Turkish government documents obtained by Nordic Monitor have confirmed that critics of President Recep Tayyip Erdoğan were spied on by Turkish diplomats in Skopje amid an escalating witch hunt by the oppressive regime in Ankara that is bent on increasing spying activities in other countries to punish Turks who hold dissenting views of the Turkish government.

The documents sent home by Turkish diplomats led to a terrorism investigation of critics on fabricated charges conducted by a Turkish prosecutor.

The documents, incorporated into a criminal case, indicate that the Turkish Embassy gathered information on Turkish and Macedonian citizens believed to be affiliated with the Gülen/Hizmet movement, a group critical of President Erdoğan, and that Turkish educators, representatives of local associations, businessmen and their family members living in the country had been profiled by Turkish diplomats.

The information reported to the foreign ministry in Ankara was later used in a criminal indictment for a charge of terrorism by Turkish prosecutor Adem Akıncı.

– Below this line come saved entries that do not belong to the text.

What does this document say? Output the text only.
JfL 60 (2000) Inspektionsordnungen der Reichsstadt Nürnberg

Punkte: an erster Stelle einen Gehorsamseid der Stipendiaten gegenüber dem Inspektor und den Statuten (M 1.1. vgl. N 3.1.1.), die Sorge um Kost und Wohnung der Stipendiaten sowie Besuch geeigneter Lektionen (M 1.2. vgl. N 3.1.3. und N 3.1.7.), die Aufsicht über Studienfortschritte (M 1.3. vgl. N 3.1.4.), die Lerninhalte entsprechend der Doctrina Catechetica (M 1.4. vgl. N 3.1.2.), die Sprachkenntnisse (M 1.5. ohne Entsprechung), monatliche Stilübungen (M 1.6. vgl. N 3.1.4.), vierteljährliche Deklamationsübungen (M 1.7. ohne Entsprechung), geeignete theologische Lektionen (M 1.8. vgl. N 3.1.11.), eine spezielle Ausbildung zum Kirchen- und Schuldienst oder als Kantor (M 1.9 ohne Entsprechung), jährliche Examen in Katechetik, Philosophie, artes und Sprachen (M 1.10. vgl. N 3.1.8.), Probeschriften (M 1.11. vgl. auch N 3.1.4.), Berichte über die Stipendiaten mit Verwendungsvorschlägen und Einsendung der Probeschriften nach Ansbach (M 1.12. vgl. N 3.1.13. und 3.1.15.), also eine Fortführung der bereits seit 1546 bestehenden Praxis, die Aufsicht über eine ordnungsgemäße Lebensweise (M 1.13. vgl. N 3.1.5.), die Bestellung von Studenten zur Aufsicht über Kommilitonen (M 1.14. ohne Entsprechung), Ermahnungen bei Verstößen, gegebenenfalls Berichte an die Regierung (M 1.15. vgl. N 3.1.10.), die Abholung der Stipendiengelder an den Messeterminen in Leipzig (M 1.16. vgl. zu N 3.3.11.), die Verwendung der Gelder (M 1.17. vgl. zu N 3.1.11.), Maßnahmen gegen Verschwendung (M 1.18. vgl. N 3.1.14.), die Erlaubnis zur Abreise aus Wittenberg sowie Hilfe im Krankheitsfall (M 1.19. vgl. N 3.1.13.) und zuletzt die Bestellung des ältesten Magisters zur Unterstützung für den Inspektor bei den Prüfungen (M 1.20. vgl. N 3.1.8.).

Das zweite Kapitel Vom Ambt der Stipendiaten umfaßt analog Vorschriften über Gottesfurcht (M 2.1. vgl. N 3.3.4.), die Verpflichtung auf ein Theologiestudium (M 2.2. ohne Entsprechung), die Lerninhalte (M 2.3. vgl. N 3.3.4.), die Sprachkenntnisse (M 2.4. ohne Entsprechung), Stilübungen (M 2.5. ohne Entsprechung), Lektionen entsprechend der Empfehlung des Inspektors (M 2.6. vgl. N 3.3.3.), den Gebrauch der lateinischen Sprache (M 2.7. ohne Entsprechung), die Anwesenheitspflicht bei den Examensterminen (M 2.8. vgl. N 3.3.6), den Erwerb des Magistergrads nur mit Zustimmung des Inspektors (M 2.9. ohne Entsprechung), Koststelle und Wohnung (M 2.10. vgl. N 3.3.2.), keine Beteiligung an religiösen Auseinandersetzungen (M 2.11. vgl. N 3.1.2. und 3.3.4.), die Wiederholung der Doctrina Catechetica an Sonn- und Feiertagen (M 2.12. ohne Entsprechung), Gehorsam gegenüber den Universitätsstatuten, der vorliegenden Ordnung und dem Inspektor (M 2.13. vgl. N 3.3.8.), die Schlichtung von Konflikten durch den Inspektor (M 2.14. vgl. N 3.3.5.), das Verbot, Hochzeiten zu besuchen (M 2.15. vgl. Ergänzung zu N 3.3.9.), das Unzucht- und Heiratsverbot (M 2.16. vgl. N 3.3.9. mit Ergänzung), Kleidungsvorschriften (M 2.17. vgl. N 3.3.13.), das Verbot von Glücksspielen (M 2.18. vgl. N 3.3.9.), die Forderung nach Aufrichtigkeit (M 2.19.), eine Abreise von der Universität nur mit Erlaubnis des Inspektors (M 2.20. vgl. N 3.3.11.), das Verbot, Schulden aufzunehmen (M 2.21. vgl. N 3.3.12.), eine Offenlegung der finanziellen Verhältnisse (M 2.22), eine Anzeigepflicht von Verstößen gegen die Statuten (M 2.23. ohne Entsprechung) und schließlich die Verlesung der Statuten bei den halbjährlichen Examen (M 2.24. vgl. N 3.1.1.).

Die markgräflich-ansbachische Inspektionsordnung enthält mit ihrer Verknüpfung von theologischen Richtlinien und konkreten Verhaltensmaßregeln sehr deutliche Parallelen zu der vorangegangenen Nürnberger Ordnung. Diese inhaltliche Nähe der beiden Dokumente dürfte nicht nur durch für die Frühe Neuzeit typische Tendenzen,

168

According to a December 24, 2018 decision by Akıncı, the Ankara Chief Public Prosecutor’s Office launched a separate investigation into 78 innocent people who were listed in espionage files dispatched by Turkish diplomats in Skopje without any concrete evidence of wrongdoing. They were charged with “membership in a terrorist group” by Akıncı.

Those files might have been conveyed to the foreign ministry by Tülin Erkal Kara, the then-Turkish ambassador in Skopje between 2016-2019. Kara was elected as a deputy from the ruling Justice and Development Party (AKP) in 2013 and served in the Turkish parliament between 2011-2015. A year later, she was appointed by President Erdoğan as his envoy to Macedonia, in 2016.